The king, blessed till now, on hearing this utterance of sacred prophecy went slowly home in sadness and told his wife the oracle’s dark saying. They moaned, they wept, they wailed for many a day. But the dire and fatal hour soon approached. The scene was set for the poor girl’s dark wedding. The flames of the wedding torches grew dim with black smoky ash; the tune of hymen’s flute sounded in plaintive Lydian mode, and the marriage-hymn’s cheerful song fell to a mournful wail. The bride-to-be wiped tears away with her flame-red bridal veil; the whole city grieved at the cruel fate that had struck the afflicted house and public business was interrupted as a fitting show of mourning.

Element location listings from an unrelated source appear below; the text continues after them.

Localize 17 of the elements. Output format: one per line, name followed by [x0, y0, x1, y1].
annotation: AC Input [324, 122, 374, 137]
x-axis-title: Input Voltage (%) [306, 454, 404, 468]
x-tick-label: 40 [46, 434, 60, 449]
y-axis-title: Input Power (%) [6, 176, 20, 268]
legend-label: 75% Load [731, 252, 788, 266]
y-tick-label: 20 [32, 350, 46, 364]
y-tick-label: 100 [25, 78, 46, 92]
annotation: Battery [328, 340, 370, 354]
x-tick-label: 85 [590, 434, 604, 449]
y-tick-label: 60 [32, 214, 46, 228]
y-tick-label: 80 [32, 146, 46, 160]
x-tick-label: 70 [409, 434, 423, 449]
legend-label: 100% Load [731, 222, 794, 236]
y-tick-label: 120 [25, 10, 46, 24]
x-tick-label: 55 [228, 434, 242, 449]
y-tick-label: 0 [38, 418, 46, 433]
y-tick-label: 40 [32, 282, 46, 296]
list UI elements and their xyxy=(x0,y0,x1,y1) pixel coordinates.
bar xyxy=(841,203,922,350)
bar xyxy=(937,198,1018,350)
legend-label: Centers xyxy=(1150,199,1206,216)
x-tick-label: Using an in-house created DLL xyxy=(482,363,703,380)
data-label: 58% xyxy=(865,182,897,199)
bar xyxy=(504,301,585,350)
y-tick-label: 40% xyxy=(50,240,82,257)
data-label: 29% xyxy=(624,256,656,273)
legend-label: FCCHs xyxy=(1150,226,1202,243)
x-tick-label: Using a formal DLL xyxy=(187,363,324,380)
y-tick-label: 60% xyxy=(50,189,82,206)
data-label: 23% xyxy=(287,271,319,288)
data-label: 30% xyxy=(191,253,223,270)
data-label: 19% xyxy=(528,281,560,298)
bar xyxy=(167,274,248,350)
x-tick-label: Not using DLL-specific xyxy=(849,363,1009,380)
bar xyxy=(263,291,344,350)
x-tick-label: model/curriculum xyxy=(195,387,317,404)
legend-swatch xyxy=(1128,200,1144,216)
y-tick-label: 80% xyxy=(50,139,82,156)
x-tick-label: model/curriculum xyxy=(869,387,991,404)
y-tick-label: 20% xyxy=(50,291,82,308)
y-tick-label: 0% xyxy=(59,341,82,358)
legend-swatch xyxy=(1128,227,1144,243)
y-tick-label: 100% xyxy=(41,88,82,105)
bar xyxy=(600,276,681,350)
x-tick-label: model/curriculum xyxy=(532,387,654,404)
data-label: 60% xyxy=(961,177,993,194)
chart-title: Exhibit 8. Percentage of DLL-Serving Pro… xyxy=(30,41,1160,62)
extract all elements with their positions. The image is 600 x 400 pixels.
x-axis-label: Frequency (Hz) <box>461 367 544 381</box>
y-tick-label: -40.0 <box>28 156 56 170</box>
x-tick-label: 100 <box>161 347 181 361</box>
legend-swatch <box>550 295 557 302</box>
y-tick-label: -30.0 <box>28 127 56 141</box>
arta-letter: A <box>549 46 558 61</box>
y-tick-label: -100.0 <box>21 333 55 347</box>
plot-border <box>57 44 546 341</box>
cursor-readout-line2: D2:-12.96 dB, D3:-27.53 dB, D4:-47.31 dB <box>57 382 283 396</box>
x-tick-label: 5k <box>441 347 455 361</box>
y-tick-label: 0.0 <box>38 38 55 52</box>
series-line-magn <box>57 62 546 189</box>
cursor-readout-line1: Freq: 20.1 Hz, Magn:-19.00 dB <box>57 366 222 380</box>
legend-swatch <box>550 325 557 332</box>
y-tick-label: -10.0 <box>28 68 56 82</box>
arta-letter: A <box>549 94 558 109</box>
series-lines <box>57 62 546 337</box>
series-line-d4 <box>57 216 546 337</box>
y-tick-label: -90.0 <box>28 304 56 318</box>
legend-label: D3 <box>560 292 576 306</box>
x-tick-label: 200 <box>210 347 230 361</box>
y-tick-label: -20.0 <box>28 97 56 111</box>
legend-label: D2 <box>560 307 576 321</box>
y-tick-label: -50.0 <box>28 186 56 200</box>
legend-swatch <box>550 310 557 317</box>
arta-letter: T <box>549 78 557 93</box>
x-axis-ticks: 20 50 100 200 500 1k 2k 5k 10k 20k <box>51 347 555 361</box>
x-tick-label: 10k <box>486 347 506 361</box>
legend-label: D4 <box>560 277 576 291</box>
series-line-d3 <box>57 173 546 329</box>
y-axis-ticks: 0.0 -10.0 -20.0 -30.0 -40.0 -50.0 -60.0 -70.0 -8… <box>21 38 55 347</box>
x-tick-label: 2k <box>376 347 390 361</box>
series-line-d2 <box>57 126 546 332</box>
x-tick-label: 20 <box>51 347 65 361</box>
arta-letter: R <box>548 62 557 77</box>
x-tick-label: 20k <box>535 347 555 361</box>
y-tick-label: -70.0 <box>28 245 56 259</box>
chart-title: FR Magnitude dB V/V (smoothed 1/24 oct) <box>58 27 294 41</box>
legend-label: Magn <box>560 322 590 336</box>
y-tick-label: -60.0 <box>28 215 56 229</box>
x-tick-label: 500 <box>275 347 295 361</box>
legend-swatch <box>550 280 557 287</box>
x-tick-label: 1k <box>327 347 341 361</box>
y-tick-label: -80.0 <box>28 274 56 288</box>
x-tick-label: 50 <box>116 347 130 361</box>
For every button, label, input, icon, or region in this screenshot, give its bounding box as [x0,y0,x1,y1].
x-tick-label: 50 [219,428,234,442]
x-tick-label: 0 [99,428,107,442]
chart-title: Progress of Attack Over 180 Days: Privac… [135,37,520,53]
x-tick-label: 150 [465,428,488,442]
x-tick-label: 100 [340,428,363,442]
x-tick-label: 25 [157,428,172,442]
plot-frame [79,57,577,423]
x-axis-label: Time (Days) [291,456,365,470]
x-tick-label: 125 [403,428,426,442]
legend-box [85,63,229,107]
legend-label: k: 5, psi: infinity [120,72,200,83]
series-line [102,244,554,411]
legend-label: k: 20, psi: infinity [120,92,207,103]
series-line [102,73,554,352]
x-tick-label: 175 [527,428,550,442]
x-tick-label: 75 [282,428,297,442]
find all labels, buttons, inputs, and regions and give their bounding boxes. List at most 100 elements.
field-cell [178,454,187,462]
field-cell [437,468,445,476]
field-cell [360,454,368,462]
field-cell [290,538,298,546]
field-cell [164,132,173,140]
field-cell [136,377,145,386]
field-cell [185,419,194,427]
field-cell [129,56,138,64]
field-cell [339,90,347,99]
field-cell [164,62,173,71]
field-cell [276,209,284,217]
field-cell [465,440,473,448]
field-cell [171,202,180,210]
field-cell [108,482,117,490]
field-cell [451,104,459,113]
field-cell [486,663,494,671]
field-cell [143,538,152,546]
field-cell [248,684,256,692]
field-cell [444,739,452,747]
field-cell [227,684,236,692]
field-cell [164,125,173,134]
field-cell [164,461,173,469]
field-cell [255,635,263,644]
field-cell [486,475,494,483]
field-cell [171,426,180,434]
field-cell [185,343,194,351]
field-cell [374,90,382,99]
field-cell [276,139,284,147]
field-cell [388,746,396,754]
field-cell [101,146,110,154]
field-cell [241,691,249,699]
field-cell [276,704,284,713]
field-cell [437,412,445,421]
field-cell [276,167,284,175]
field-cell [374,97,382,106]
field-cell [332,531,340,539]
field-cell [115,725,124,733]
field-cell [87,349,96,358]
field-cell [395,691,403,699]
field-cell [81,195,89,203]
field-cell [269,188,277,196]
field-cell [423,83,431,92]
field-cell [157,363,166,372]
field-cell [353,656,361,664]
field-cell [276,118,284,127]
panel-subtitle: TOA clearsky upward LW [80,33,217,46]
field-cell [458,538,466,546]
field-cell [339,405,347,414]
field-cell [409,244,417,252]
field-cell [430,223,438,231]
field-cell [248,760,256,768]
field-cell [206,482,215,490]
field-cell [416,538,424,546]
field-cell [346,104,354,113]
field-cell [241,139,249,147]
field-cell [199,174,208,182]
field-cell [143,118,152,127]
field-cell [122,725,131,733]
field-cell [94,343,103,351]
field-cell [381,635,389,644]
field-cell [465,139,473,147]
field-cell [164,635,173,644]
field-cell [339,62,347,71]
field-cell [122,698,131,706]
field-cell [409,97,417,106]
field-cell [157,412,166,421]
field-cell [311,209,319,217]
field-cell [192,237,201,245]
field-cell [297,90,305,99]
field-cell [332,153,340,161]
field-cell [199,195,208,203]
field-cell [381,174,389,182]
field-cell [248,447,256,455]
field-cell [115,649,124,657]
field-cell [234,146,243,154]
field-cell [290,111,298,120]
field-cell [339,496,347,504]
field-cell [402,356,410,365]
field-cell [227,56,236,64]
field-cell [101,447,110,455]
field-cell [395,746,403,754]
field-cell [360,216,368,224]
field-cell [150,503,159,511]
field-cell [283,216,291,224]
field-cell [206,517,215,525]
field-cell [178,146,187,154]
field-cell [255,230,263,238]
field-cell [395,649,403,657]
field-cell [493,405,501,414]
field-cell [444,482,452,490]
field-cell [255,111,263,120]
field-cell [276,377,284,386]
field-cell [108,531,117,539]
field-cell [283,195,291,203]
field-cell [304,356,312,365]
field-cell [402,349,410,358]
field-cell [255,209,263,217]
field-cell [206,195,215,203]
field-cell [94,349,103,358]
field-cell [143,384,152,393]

But the need to obey the divine command sent poor Psyche to meet the sentence decreed, the ritual preparations for the fatal marriage were completed in utter sorrow, and the living corpse was led from the house surrounded by all the people. Tearful Psyche walked along, not in wedding procession, but in her own funeral cortege. Her parents saddened and overcome by this great misfortune hesitated to carry out the dreadful deed, but their daughter herself urged them on:
“Why torment a sorrowful old age with endless weeping? Why exhaust your life’s breath, which is my own, with this constant wailing? Why drown in vain tears those faces I love? Why wound my eyes by wounding your own? Why tear your white hair? Why beat the breasts that fed me? Let this be your glorious reward for my famous beauty. Too late you see the blow that falls is dealt by wicked Envy. When nations and countries granted me divine honours, when with one voice they named me as the new Venus, that’s when you should have mourned, and wept, and grieved as if I were dead. I know now, I realise that her name alone destroys me. Lead me now to that cliff the oracle appointed. I go swiftly towards this fortunate marriage, I go swiftly to meet this noble husband of mine. Why delay, why run from the coming of one who’ll be born for the whole world’s ruin?”
With this, the girl fell silent, and went steadfastly on, accompanied by the throng of citizens around her. They came to the steep mountain crag decreed, and placed the girl, as commanded, on its very top, then deserted her, one and all. They left behind the bridal torches, lighted on the way, and now extinguished by their tears, and heads bent low began their journey home, where her unhappy parents, exhausted by this dreadful blow, shut themselves in the darkness of their room, and resigned themselves to endless night.
Meanwhile Psyche, on the topmost summit, frightened, trembling, and in tears, was lifted by a gentle breeze, a softly whispering Zephyr, stirring her dress around her and causing it to billow, its tranquil breath carrying her slowly down the high cliff slopes to the valley below, where it laid her tenderly on a bed of flowering turf.